Bron: AGRONEWS Alle berichten van deze bron

Neuer Parasit bedroht bald Bayerns Bienen. Veitshöchheim (dpa/lby) - Milben und diverse Bedrohungen setzen den Bienen in Bayern bereits stark zu. Nun kündigt das Institut für Bienenkunde und Imkerei an der Bayerischen Landesanstalt für Weinbau und Gartenbau an, dass die Tropilaelaps-Milbe bald eine ernsthafte Gefahr für die heimischen Bienen darstellen könnte. Laut Institutsleiterin Ingrid Illies wird der Parasit voraussichtlich innerhalb von zwei Jahren in Bayern auftauchen. Diese Milbe stammt ursprünglich aus Asien und breitet sich durch den internationalen Handel zunehmend aus, mit gesicherten Nachweisen bereits in Georgien und der Ukraine.

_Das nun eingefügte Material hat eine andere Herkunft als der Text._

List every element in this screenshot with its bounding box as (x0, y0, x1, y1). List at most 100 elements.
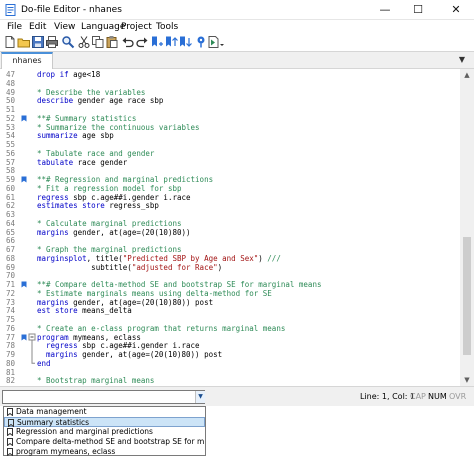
code-line[interactable]: 79 margins gender, at(age=(20(10)80)) po… (0, 350, 460, 359)
next-bookmark-icon[interactable] (178, 35, 192, 49)
line-number: 60 (6, 183, 16, 193)
code-line[interactable]: 70 (0, 271, 460, 280)
save-icon[interactable] (31, 35, 45, 49)
menu-language[interactable]: Language (81, 21, 125, 33)
line-number: 79 (6, 350, 16, 359)
code-line[interactable]: 59 **# Regression and marginal prediction… (0, 175, 460, 184)
print-icon[interactable] (45, 35, 59, 49)
execute-options-chevron-down-icon[interactable] (219, 35, 225, 49)
code-token: * Create an e-class program that returns… (37, 323, 286, 333)
maximize-button[interactable]: ☐ (403, 0, 433, 20)
code-line[interactable]: 64 * Calculate marginal predictions (0, 219, 460, 228)
nav-item-program-mymeans[interactable]: program mymeans, eclass (4, 447, 205, 456)
close-button[interactable]: ✕ (441, 0, 471, 20)
code-line[interactable]: 48 (0, 79, 460, 88)
code-line[interactable]: 60 * Fit a regression model for sbp (0, 184, 460, 193)
code-line[interactable]: 69 subtitle("adjusted for Race") (0, 263, 460, 272)
code-line[interactable]: 72 * Estimate marginals means using delta… (0, 289, 460, 298)
code-line[interactable]: 77 program mymeans, eclass (0, 333, 460, 342)
status-bar: ▼ Line: 1, Col: 1 CAP NUM OVR (0, 386, 474, 406)
code-line[interactable]: 78 regress sbp c.age##i.gender i.race (0, 341, 460, 350)
line-number: 64 (6, 218, 16, 228)
code-text: est store means_delta (37, 306, 132, 315)
tab-nhanes[interactable]: nhanes (1, 52, 53, 69)
menu-file[interactable]: File (7, 21, 22, 33)
code-line[interactable]: 51 (0, 105, 460, 114)
line-number: 52 (6, 113, 16, 123)
toggle-bookmark-icon[interactable] (150, 35, 164, 49)
code-line[interactable]: 58 (0, 166, 460, 175)
new-file-icon[interactable] (3, 35, 17, 49)
nav-item-regression[interactable]: Regression and marginal predictions (4, 427, 205, 437)
code-line[interactable]: 65 margins gender, at(age=(20(10)80)) (0, 228, 460, 237)
code-line[interactable]: 81 (0, 368, 460, 377)
line-number: 61 (6, 192, 16, 202)
line-number: 80 (6, 358, 16, 368)
copy-icon[interactable] (91, 35, 105, 49)
nav-item-compare-se[interactable]: Compare delta-method SE and bootstrap SE… (4, 437, 205, 447)
code-token: * Summarize the continuous variables (37, 122, 200, 132)
code-line[interactable]: 62 estimates store regress_sbp (0, 201, 460, 210)
find-icon[interactable] (61, 35, 75, 49)
cut-icon[interactable] (77, 35, 91, 49)
minimize-button[interactable]: — (370, 0, 400, 20)
line-number: 81 (6, 367, 16, 377)
code-line[interactable]: 53 * Summarize the continuous variables (0, 123, 460, 132)
menu-edit[interactable]: Edit (29, 21, 46, 33)
scroll-up-arrow-icon[interactable]: ▲ (460, 69, 474, 81)
code-line[interactable]: 47 drop if age<18 (0, 70, 460, 79)
code-token: est store (37, 306, 78, 316)
tab-list-chevron-down-icon[interactable]: ▼ (456, 54, 468, 66)
code-line[interactable]: 75 (0, 315, 460, 324)
code-token: **# Summary statistics (37, 113, 137, 123)
menu-view[interactable]: View (54, 21, 75, 33)
line-number: 68 (6, 253, 16, 263)
open-folder-icon[interactable] (17, 35, 31, 49)
paste-icon[interactable] (105, 35, 119, 49)
line-number: 78 (6, 341, 16, 351)
bookmark-icon[interactable] (21, 115, 27, 122)
navigator-chevron-down-icon[interactable]: ▼ (195, 391, 205, 403)
code-line[interactable]: 74 est store means_delta (0, 306, 460, 315)
code-line[interactable]: 49 * Describe the variables (0, 88, 460, 97)
bookmark-icon (7, 438, 13, 446)
menu-project[interactable]: Project (121, 21, 152, 33)
menu-tools[interactable]: Tools (156, 21, 178, 33)
code-line[interactable]: 50 describe gender age race sbp (0, 96, 460, 105)
bookmark-icon[interactable] (21, 176, 27, 183)
code-line[interactable]: 71 **# Compare delta-method SE and bootst… (0, 280, 460, 289)
code-line[interactable]: 56 * Tabulate race and gender (0, 149, 460, 158)
code-token: marginsplot (37, 253, 87, 263)
navigator-dropdown[interactable]: ▼ (2, 390, 205, 404)
bookmark-icon[interactable] (21, 281, 27, 288)
scrollbar-thumb[interactable] (463, 237, 471, 355)
code-line[interactable]: 57 tabulate race gender (0, 158, 460, 167)
previous-bookmark-icon[interactable] (164, 35, 178, 49)
code-line[interactable]: 73 margins gender, at(age=(20(10)80)) pos… (0, 298, 460, 307)
undo-icon[interactable] (121, 35, 135, 49)
code-line[interactable]: 54 summarize age sbp (0, 131, 460, 140)
nav-item-summary-statistics[interactable]: Summary statistics (4, 417, 205, 427)
code-line[interactable]: 61 regress sbp c.age##i.gender i.race (0, 193, 460, 202)
code-line[interactable]: 80 end (0, 359, 460, 368)
nav-item-label: Compare delta-method SE and bootstrap SE… (16, 437, 204, 446)
code-line[interactable]: 63 (0, 210, 460, 219)
code-line[interactable]: 82 * Bootstrap marginal means (0, 376, 460, 385)
code-line[interactable]: 66 (0, 236, 460, 245)
redo-icon[interactable] (135, 35, 149, 49)
nav-item-data-management[interactable]: Data management (4, 407, 205, 417)
code-line[interactable]: 52 **# Summary statistics (0, 114, 460, 123)
code-line[interactable]: 76 * Create an e-class program that retur… (0, 324, 460, 333)
scroll-down-arrow-icon[interactable]: ▼ (460, 374, 474, 386)
code-line[interactable]: 67 * Graph the marginal predictions (0, 245, 460, 254)
line-number: 48 (6, 78, 16, 88)
vertical-scrollbar[interactable]: ▲ ▼ (460, 69, 474, 386)
code-token: tabulate (37, 157, 74, 167)
bookmark-icon[interactable] (21, 334, 27, 341)
code-line[interactable]: 68 marginsplot, title("Predicted SBP by A… (0, 254, 460, 263)
show-file-in-viewer-icon[interactable] (194, 35, 208, 49)
bookmark-icon (8, 419, 14, 427)
line-number: 58 (6, 166, 16, 176)
code-line[interactable]: 55 (0, 140, 460, 149)
code-editor[interactable]: 47 drop if age<18 48 49 * Describe the varia… (0, 69, 474, 386)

Schäden durch Tropilaelaps-Milbe

Die Tropilaelaps-Milbe stellt eine größere Bedrohung für die heimischen Bienen dar als die bereits seit 50 Jahren in Bayern verbreitete Varroamilbe. "Die Tropilaelaps-Milbe ist ein Brutparasit und verursacht gravierendere Schäden an der Brut, indem sie große Wunden in die Puppen reißt", erklärt Illies. Diese Verletzungen führen dazu, dass sich die Puppen nicht ordnungsgemäß entwickeln können, wodurch sie anfälliger für Infektionen und Viren werden. Das Ergebnis könnte eine verkürzte Lebensdauer der betroffenen Bienen und mögliche Missbildungen sein. "Insgesamt wird erwartet, dass der Parasit die Entwicklung ganzer Bienenvölker stark dämpfen könnte", so Illies weiter.

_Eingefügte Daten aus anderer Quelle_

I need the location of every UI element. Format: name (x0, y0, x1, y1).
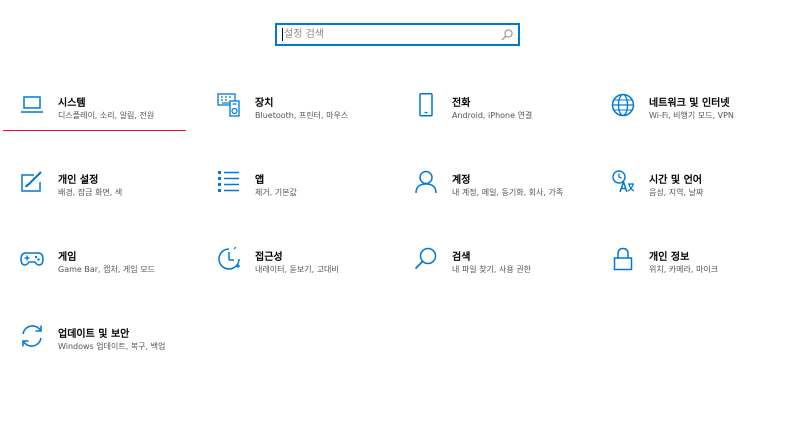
tile-system[interactable]: 시스템 디스플레이, 소리, 알림, 전원 (20, 93, 210, 145)
tile-title: 시간 및 언어 (649, 175, 702, 186)
tile-title: 앱 (255, 175, 265, 186)
tile-description: 제거, 기본값 (255, 188, 297, 197)
tile-accessibility[interactable]: 접근성 내레이터, 돋보기, 고대비 (217, 247, 407, 299)
tile-phone[interactable]: 전화 Android, iPhone 연결 (414, 93, 604, 145)
tile-description: 음성, 지역, 날짜 (649, 188, 704, 197)
tile-title: 네트워크 및 인터넷 (649, 98, 730, 109)
lock-icon (613, 247, 633, 271)
tile-title: 개인 설정 (58, 175, 99, 186)
text-caret (282, 28, 283, 41)
language-icon (612, 170, 635, 193)
tile-title: 검색 (452, 252, 471, 263)
tile-description: 내레이터, 돋보기, 고대비 (255, 265, 339, 274)
tile-title: 장치 (255, 98, 274, 109)
tile-title: 접근성 (255, 252, 283, 263)
focus-underline (3, 130, 186, 131)
tile-title: 게임 (58, 252, 77, 263)
globe-icon (611, 93, 635, 117)
tile-title: 전화 (452, 98, 471, 109)
search-icon (414, 247, 437, 270)
phone-icon (419, 93, 433, 117)
tile-search[interactable]: 검색 내 파일 찾기, 사용 권한 (414, 247, 604, 299)
laptop-icon (21, 96, 43, 113)
tile-description: 내 파일 찾기, 사용 권한 (452, 265, 531, 274)
tile-description: 내 계정, 메일, 동기화, 회사, 가족 (452, 188, 564, 197)
tile-personalization[interactable]: 개인 설정 배경, 잠금 화면, 색 (20, 170, 210, 222)
tile-time-language[interactable]: 시간 및 언어 음성, 지역, 날짜 (611, 170, 800, 222)
search-box[interactable] (275, 23, 520, 46)
person-icon (415, 170, 437, 194)
tile-title: 계정 (452, 175, 471, 186)
paint-brush-icon (21, 171, 42, 192)
settings-home: 시스템 디스플레이, 소리, 알림, 전원 장치 Bluetooth, 프린터,… (0, 0, 800, 447)
tile-privacy[interactable]: 개인 정보 위치, 카메라, 마이크 (611, 247, 800, 299)
tile-accounts[interactable]: 계정 내 계정, 메일, 동기화, 회사, 가족 (414, 170, 604, 222)
tile-devices[interactable]: 장치 Bluetooth, 프린터, 마우스 (217, 93, 407, 145)
tile-title: 업데이트 및 보안 (58, 329, 130, 340)
tile-description: 디스플레이, 소리, 알림, 전원 (58, 111, 155, 120)
tile-description: Android, iPhone 연결 (452, 111, 533, 120)
tile-description: Windows 업데이트, 복구, 백업 (58, 342, 166, 351)
gamepad-icon (20, 252, 44, 266)
accessibility-icon (218, 247, 240, 270)
tile-description: 배경, 잠금 화면, 색 (58, 188, 123, 197)
tile-description: Bluetooth, 프린터, 마우스 (255, 111, 349, 120)
search-magnifier-icon[interactable] (500, 28, 514, 42)
tile-description: Wi-Fi, 비행기 모드, VPN (649, 111, 734, 120)
keyboard-devices-icon (217, 93, 240, 117)
tile-description: Game Bar, 캡처, 게임 모드 (58, 265, 155, 274)
search-input[interactable] (284, 25, 494, 44)
tile-network[interactable]: 네트워크 및 인터넷 Wi-Fi, 비행기 모드, VPN (611, 93, 800, 145)
update-sync-icon (22, 325, 42, 347)
tile-apps[interactable]: 앱 제거, 기본값 (217, 170, 407, 222)
tile-update-security[interactable]: 업데이트 및 보안 Windows 업데이트, 복구, 백업 (20, 324, 210, 376)
apps-list-icon (218, 171, 239, 192)
tile-title: 시스템 (58, 98, 86, 109)
tile-title: 개인 정보 (649, 252, 690, 263)
tile-description: 위치, 카메라, 마이크 (649, 265, 719, 274)
tile-gaming[interactable]: 게임 Game Bar, 캡처, 게임 모드 (20, 247, 210, 299)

Forschung und Bekämpfung im Fokus

Das Institut hat bereits mit Hochdruck an Strategien zur Bekämpfung der Tropilaelaps-Milbe gearbeitet. Im Labor werden Tests mit speziellen Milben-Dummys durchgeführt, um herauszufinden, wie die Parasiten für die Imker besser sichtbar gemacht werden können. Aufgrund ihrer geringen Größe von nur einem halben Millimeter ist die Erkennung der Milbe eine große Herausforderung. Illies verfolgt aufmerksam die Entwicklungen in den Ländern, in denen die Tropilaelaps-Milbe bereits verbreitet ist. Erste Erkenntnisse zeigen, dass Ameisensäure möglicherweise eine wirksame Bekämpfungsmethode darstellt, da Imker bereits Erfahrung im Umgang mit diesem Mittel haben. Es wird auch empfohlen, Brutpausen einzulegen, da die Tropilaelaps-Milbe nur kurze Zeit ohne Puppen überleben kann.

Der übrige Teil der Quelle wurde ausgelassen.